Kraft-Wärme-Kopplung: das Blockheizkraftwerk

Kraft-Wärme-Kopplung (KWK) ist die gleichzeitige Gewinnung von mechanischer Energie, die in der Regel unmittelbar in elektrischen Strom umgewandelt wird, und nutzbarer Wärme für Heizzwecke in einem Heizkraftwerk. Unter Verwertung eines geeigneten Trägers von Primär-Energie, z.B. Gas, wird über einen Generator Strom erzeugt, und dieser dann in ein Netz eingespeist. Gleichzeitig entsteht bei der Stromerzeugung durch den Generator Abwärme, die bei den meisten Kraftwerken, speziell bei Großkraftwerken, über Kühlsysteme einfach in die Umgebung abgegeben wird. Bei der Kraft-Wärme-Kopplung jedoch wird diese Wärme wiederverwendet und in einem angeschlossenen Heizsystem an Verbraucher verteilt.

Durch die Kraft-Wärme-Kopplung lässt sich der Wirkungsgrad von Energiegewinnung aus Primärenergie erheblich steigern.

Diese Form der doppelten Ausnutzung von Primärenergie-Trägern gibt es sowohl in Form von großen Industrieanlagen, als auch zunehmend in Form von Klein- und Kleinstanlagen, die Ein- oder Mehrfamilienhäuser versorgen können. Die kleinen Einheiten werden Blockheizkraftwerk (BHKW) genannt.

Seit 2009 gibt es einige Vorstöße, um die Verbreitung von BHKWs voranzutreiben. Zum einen werden in einem größeren Projekt zwischen den Unternehmen  VW und Lichtblick 100.000 Anlagen bundesweit aufgelegt, die Einheiten von Mehrfamilienhaus bis kleinere Gewerbebetriebe versorgen können. Als angestrebte Gesamtleistung über diese Einheiten werden 2 Gigawatt angegeben.

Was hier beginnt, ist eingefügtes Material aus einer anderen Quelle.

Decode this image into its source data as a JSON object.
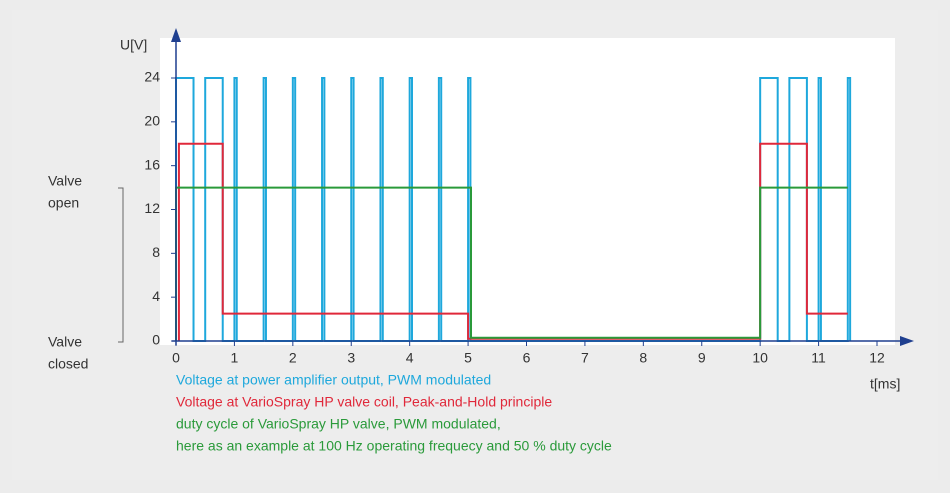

Zum anderen gibt es mittlerweile einige Hersteller, die sich mit der Fertigung von Mikro-BHKWs beschäftigen. Hier wird einfach eine herkömmliche Heizungsanlage für ein Ein-oder Mehrfamilienhaus durch eine Kombination aus einem kleinen Verbrennungsmotor als Generator zur Stromerzeugung mit zusätzlicher Nutzung der Verbrennungswärme erstellt. In Zusammenschluss mit Warmwasser-Solarkollektoren können auch hier sehr gute Ergebnisse bei der optimalen Nutzung des Primär-Energieträgers erzielt werden.

Zum Einsatz kommen neben herkömmlichen Verbrennungsmotoren (Ottomotoren) auch Konzepte wie der Stirling-Motor.

Der Wirkungsgrad eines BHKW liegt mit ca. 80% der Nutzbarmachung der Energie des Primärenergie-Trägers um ca 20% höher, als wenn nur Strom erzeugt würde.

Große Vorteile bieten BHKWs deshalb, weil sie mit bestehenden Energieträgern ebenso betrieben werden können wie mit z.B. Biogas.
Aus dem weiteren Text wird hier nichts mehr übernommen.